Rura, who worked at the Forest Service’s shop at the Foothills Campus in Fort Collins, alleges years of harassment following internal disclosures that supervisors had ordered him to cover up an environmental hazard — an event that dates back to 1993.
According to the initial findings of fact, a shop supervisor in 1993 ordered Rura and another employee to dig up a rusty, leaking, 500-gallon underground storage tank that held spent petroleum, crush the tank and bury it in a different location. They were then told to take a clean tank, put some oil into it and bury it in yet another location. A year later, when a government inspection agency checked the decoy tank, no leaks or contamination were found. At that point, Rura said he realized he had been ordered to cover up an environmental hazard.

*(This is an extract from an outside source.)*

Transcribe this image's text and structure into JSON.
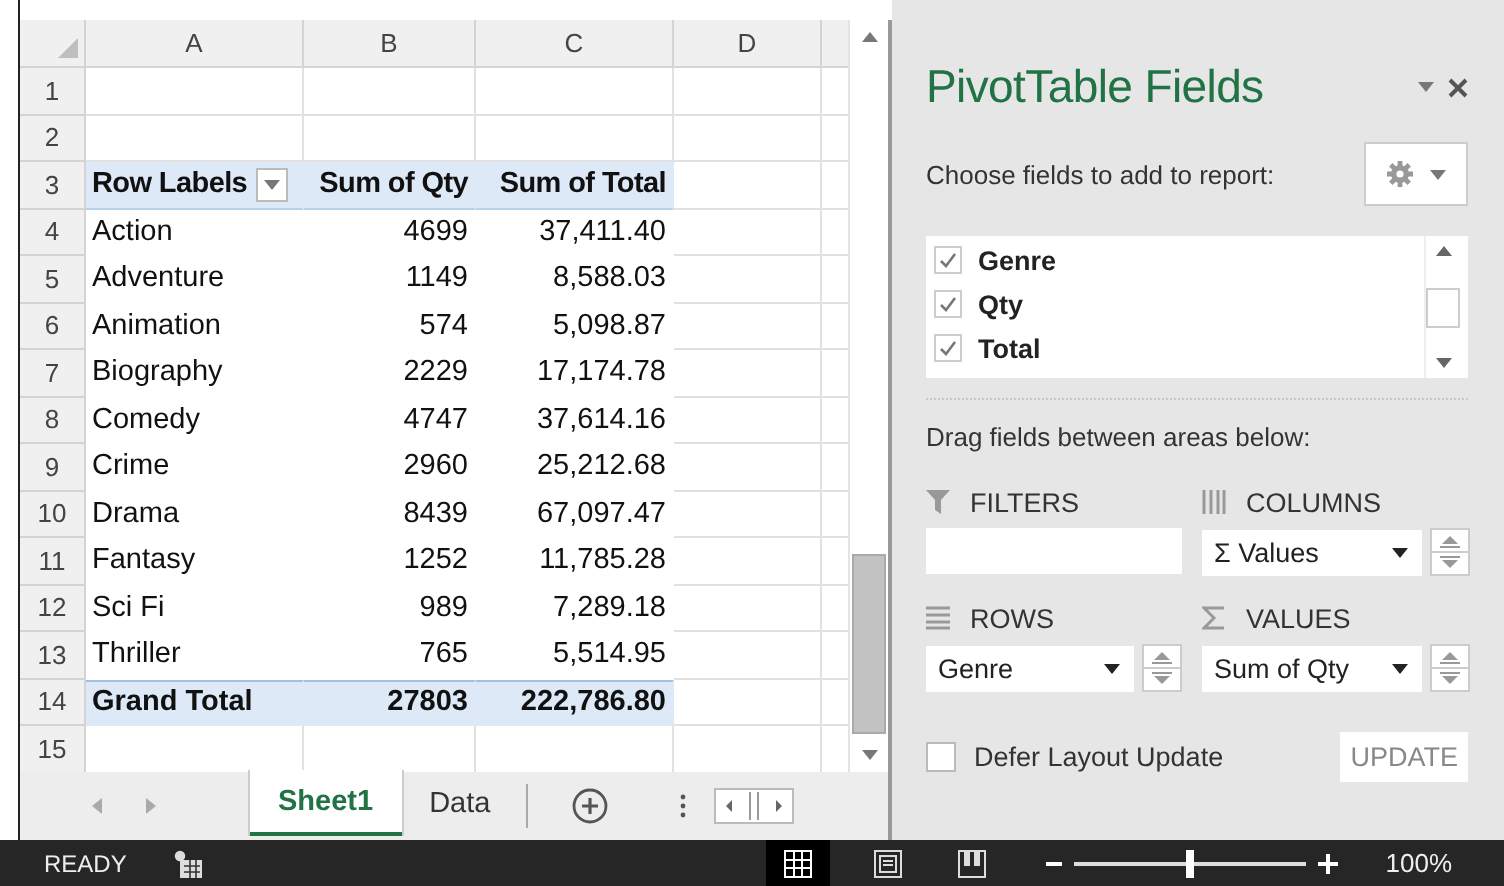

The initial findings of fact state that, after Rura told supervisors about the incident, he was subjected to undue harassment, culminating in his termination, which was referred to as “a shocking violation and an act of retaliation against the employee.”
Rura’s lawyer, Cecilia Serna, said a recent decision by the State Supreme Court places limitations on the time frame Rura is eligible to collect back wages.
In Gallagher v. the University of Northern Colorado the court limited the timeframe for collecting back wages in a suit claiming violation to the Whistle-Blower Act to 180 days prior to the claimants’ filing of a tort notice.
Rura filed his claim on Dec. 11, 2001.
Colorado State University has appealed the State Personnel Board’s ruling that found CSU violated the state whistle-blower law when it fired a worker in June 2001.
The appeal from the university will bring the case to the Colorado Court of Appeals, where a three-judge panel will hear it by June 2003 at the latest.
In August, the Personnel Board upheld an earlier decision by an administrative law judge, awarding back wages, court costs and attorney fees to former forest service mechanic and firefighter Michael Rura.
Officials for the CSU-run forest service filed a notice of appeal on Oct. 3.